My favorite ammo vendor, SGAmmo of Oklahoma, has just published their latest newsletter. They warn:
News from Shotshow 2024: I just got home from 4 days in Las Vegas at the shotshow, where I met with the people from the factories we work with, factory sales people, factory directors and owners, importers, etc. The big point of discussion seemed to be shortness in supply for nitrocellulose, which is the raw material used to make gunpowder and other propellants and explosives. Based on these conversations, the issue seems to be based on 2 factors, decreased availability in the supply chain and increased demand for the manufacturing of military ordnance.
Getting into the details and a little more, a huge percentage of the nitrocellulose used to make gunpowder historically came from China and Russia, however according to my conversations with industry partners, the Chinese manufacturers who historically were the biggest suppliers at over 30% of the market share are no longer willing to ship raw nitrocellulose to the USA or NATO member countries in attempt to reduce the USA & NATO's ability to supply Ukrainian forces with artillery shells, and of course Russia who historically was the 2nd biggest supplier is out of the supply chain as well. This decrease in supply in raw material has gunpowder manufacturers in the USA raising prices dramatically and cutting off many of the smaller ammo manufacturers.
The 2nd part of this issue is the demand for military ordnance, like 155mm artillery shells that use huge quantities gunpowder propellants, and the gunpowder manufacturers switching production to this type of gunpowder with what supply of nitrocellulose they do get. The first reason is that they always put the US government's needs before those of the commercial market, and the second reason is that it is simply much more profitable to manufacturer military ordnance than it is small caliber ammunition, so they get a much more profitable price manufacturing powder for artillery shells.
In conclusion, while most of the factories seem to have gunpowder stockpiled today, this issue is expected to catch up to them no later than the summer of 2024 and possibly within a few months, and when it does it will mean the factories will be capable of producing much less small caliber ammunition to sell to the US commercial market. If demand for ammo is low to moderate, you may not see a big change, but if demand were to go way up as it does periodically, the factories will not be able to ramp up capacity to fill that demand. In my opinion, a lot could go wrong in the commercial ammo supply chain in 2024 and it would be wise to stock up sooner than later as 2024 price increases have just started to set in on just a handful of select items so far, and availability is still good which has held prices down temporarily.

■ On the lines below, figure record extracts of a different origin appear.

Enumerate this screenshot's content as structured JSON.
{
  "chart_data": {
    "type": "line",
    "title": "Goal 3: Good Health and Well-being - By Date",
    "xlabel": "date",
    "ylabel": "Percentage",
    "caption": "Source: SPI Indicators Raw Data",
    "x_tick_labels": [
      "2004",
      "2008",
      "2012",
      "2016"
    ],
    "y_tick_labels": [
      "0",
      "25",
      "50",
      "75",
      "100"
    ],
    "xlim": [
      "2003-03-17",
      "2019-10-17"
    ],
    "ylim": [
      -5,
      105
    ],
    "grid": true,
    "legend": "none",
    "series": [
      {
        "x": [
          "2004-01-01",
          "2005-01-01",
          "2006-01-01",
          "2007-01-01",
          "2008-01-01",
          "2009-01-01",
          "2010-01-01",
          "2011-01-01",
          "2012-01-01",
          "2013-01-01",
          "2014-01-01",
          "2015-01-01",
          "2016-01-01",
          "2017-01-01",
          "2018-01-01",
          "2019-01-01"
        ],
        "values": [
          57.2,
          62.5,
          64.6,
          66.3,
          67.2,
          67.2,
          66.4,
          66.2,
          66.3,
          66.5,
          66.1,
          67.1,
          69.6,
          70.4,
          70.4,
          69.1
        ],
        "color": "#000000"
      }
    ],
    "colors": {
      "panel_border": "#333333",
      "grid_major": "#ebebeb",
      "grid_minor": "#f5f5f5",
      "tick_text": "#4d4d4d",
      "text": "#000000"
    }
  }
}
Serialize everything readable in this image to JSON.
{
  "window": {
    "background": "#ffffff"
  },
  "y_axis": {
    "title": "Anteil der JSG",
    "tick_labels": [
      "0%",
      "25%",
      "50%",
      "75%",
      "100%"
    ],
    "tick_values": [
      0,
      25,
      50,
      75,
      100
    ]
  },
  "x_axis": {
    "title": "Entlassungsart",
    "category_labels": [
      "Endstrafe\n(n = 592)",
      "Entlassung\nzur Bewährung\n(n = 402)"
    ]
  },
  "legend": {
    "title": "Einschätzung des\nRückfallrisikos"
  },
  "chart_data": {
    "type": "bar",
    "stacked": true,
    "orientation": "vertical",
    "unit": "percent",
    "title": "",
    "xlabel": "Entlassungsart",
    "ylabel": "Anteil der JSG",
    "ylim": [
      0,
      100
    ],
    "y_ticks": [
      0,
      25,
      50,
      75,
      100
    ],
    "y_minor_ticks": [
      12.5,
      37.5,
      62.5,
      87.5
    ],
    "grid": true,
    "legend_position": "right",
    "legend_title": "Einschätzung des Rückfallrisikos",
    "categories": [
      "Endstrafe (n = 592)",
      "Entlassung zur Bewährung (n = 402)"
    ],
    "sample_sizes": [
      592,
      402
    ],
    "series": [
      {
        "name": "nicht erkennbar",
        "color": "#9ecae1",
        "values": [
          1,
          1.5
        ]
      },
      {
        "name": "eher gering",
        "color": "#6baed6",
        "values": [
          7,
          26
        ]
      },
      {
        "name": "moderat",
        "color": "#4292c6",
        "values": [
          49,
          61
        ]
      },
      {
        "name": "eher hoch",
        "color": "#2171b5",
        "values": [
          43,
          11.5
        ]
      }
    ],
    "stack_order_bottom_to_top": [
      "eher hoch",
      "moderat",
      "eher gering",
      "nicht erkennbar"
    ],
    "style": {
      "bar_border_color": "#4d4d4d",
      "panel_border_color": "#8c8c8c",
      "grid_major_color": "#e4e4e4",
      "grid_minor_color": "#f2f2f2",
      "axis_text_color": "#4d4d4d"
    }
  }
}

This makes sense to me. For example, a single 155mm. artillery round can consume up to 25 pounds of propellant, whereas that same weight of propellant could make many thousands of rounds of rifle or handgun ammunition. Military demand has been off the charts, thanks to sending tens of thousands of artillery and tank ammunition to Ukraine and Israel, and having to replenish our own depleted stocks (not to mention those of several NATO countries).
It's worth thinking about the availability of ammunition if a shooting war should erupt that involves the USA. I know that during World War II, civilian ammunition supplies were almost completely curtailed. Manufacturers simply didn't produce most civilian cartridges and calibers, and everything that was produced went straight to the military. Civilian hunters and shooters who loaded their own ammunition and cast their own bullets were able to continue, but many others hung up their firearms for the duration - they had no choice. Back then the internal security situation was a lot more stable than it is these days, so that didn't pose too much of a problem. Now? I'd be very, very skittish at the thought that I might not be able to defend my family and home.
(There's also the factor that an anti-gun government might use the opportunity to simply ban all civilian sales of ammo and firearms, and even turn to confiscation to get its hands on the millions of rounds in private hands. One can't predict that with any certainty, but I'd regard it as not unlikely.)
Friends, if you use firearms in common military calibers (e.g. 5.56x45mm NATO, 7.62x51mm NATO, 9mm Parabellum, etc.) I'd very strongly suggest that you stockpile enough ammo in those cartridges to see you through a few years of shooting. I also encourage you to stockpile enough .22LR ammo to use for training purposes (either using conversion kits to fit your existing firearms, or dedicated .22LR weapons), because that'll be a whole lot cheaper (and better for your supplies) than using full-patch ammo. However many rounds you store for each of your "service" weapons, I think three to four times as many rounds of .22LR would be a useful accompaniment - and that's for each weapon. YMMV, of course.
Each of us will have to make hard choices as to what we consider essential. I've made mine. I can only suggest that you make your own, quickly, and take steps to implement them while ammo supplies are still relatively freely available, at relatively low cost. That could change almost overnight. It has, in the past. Also . . . it's an election year. Who knows what might come down the pike aimed at gun owners?